Workspace Ricerca X è un progetto di Associazione StandOrt Performing Arts.

Artistic Research: it’s not about explaining” è il nuovo programma del progetto Workspace Ricerca X, nato nel 2015 con l’obiettivo di offrire ad artisti, attivi soprattutto nelle arti performative e coreografiche, il sostegno specifico alla fase di ricerca.
L’artista è accolto in uno spazio dove può sperimentare nuovi codici coreografici, concepire nuove metodologie di lavoro, arricchire il proprio percorso artistico, ed è facilitato attraverso strumenti quali: residenze condivise e peer coaching, supporto artistico e drammaturgico, focus su ricerca e traiettoria artistica, thinking and making dance displays aperti al pubblico.

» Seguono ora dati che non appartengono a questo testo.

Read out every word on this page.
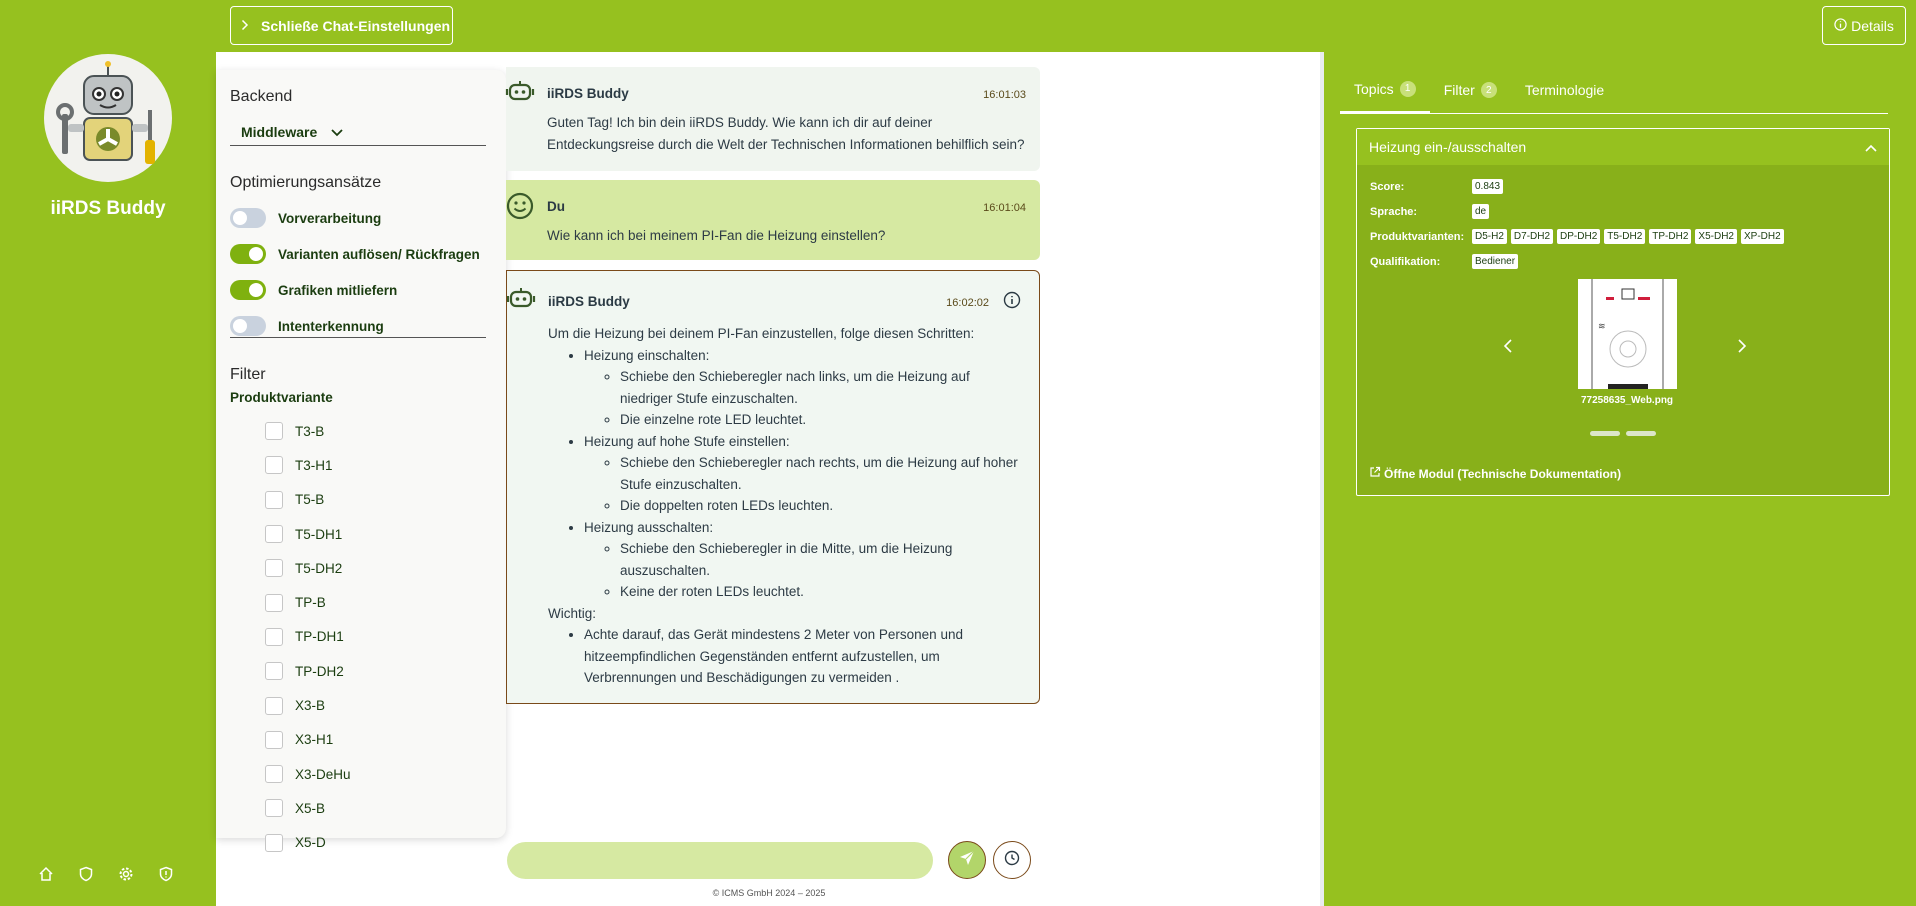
iiRDS Buddy
Schließe Chat-Einstellungen	Details
Backend
Middleware
Optimierungsansätze
Vorverarbeitung
Varianten auflösen/ Rückfragen
Grafiken mitliefern
Intenterkennung
Filter
Produktvariante
T3-B
T3-H1
T5-B
T5-DH1
T5-DH2
TP-B
TP-DH1
TP-DH2
X3-B
X3-H1
X3-DeHu
X5-B
X5-D
iiRDS Buddy	16:01:03
Guten Tag! Ich bin dein iiRDS Buddy. Wie kann ich dir auf deiner Entdeckungsreise durch die Welt der Technischen Informationen behilflich sein?
Du	16:01:04
Wie kann ich bei meinem PI-Fan die Heizung einstellen?
iiRDS Buddy	16:02:02
Um die Heizung bei deinem PI-Fan einzustellen, folge diesen Schritten:
• Heizung einschalten:
◦ Schiebe den Schieberegler nach links, um die Heizung auf niedriger Stufe einzuschalten.
◦ Die einzelne rote LED leuchtet.
• Heizung auf hohe Stufe einstellen:
◦ Schiebe den Schieberegler nach rechts, um die Heizung auf hoher Stufe einzuschalten.
◦ Die doppelten roten LEDs leuchten.
• Heizung ausschalten:
◦ Schiebe den Schieberegler in die Mitte, um die Heizung auszuschalten.
◦ Keine der roten LEDs leuchtet.
Wichtig:
• Achte darauf, das Gerät mindestens 2 Meter von Personen und hitzeempfindlichen Gegenständen entfernt aufzustellen, um Verbrennungen und Beschädigungen zu vermeiden .
© ICMS GmbH 2024 – 2025
Topics	1	Filter	2	Terminologie
Heizung ein-/ausschalten
Score:	0.843
Sprache:	de
Produktvarianten:	D5-H2	D7-DH2	DP-DH2	T5-DH2	TP-DH2	X5-DH2	XP-DH2
Qualifikation:	Bediener
≋
77258635_Web.png
Öffne Modul (Technische Dokumentation)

Il progetto dunque mira a risultati su un lungo ed ampio raggio temporale, inserendosi cosi’ tra i progetti che guardano alla sostenibilità offrendo opportunità di lifelearning e di inserimento nel mercato per le carriere artistiche, rendendosi complementare alle più numerose progettualità che supportano gli artisti nella fase produttiva e distributiva del loro lavoro.

All’interno di questo contesto, e con il fine di perseguire gli obiettivi sopra elencati, si realizzano una serie di residenze, talk ed eventi durante il 2019 dal titolo “Artistic Research: it’s not about explaining”.
Attraverso questi appuntamenti si offrono agli artisti opportunità non solo per indagare ulteriormente direzioni e possibilità cross-settoriali per il proprio lavoro, ma anche strumenti volti ad acquisire maggiore consapevolezza sulla propria pratica artistica e poter convogliare dunque una più efficace comunicazione verso diversi pubblici.

Elementi che continuano a contraddistinguere il percorso sono un forte carattere multidisciplinare, un accento marcato sulla discorsività intorno alla danza, ponte tra teoria e pratica, tra discorso accademico e lavoro performativo, l’avvicinamento alle pratiche di ricerca artistica diffuse nel nord Europa oltre al lavoro di scambio svolto tra peers. Da quest’anno il progetto si amplia aprendo la riflessione sulla pratica del self-curating, punto di unione tra le pratiche artistiche e curatoriali.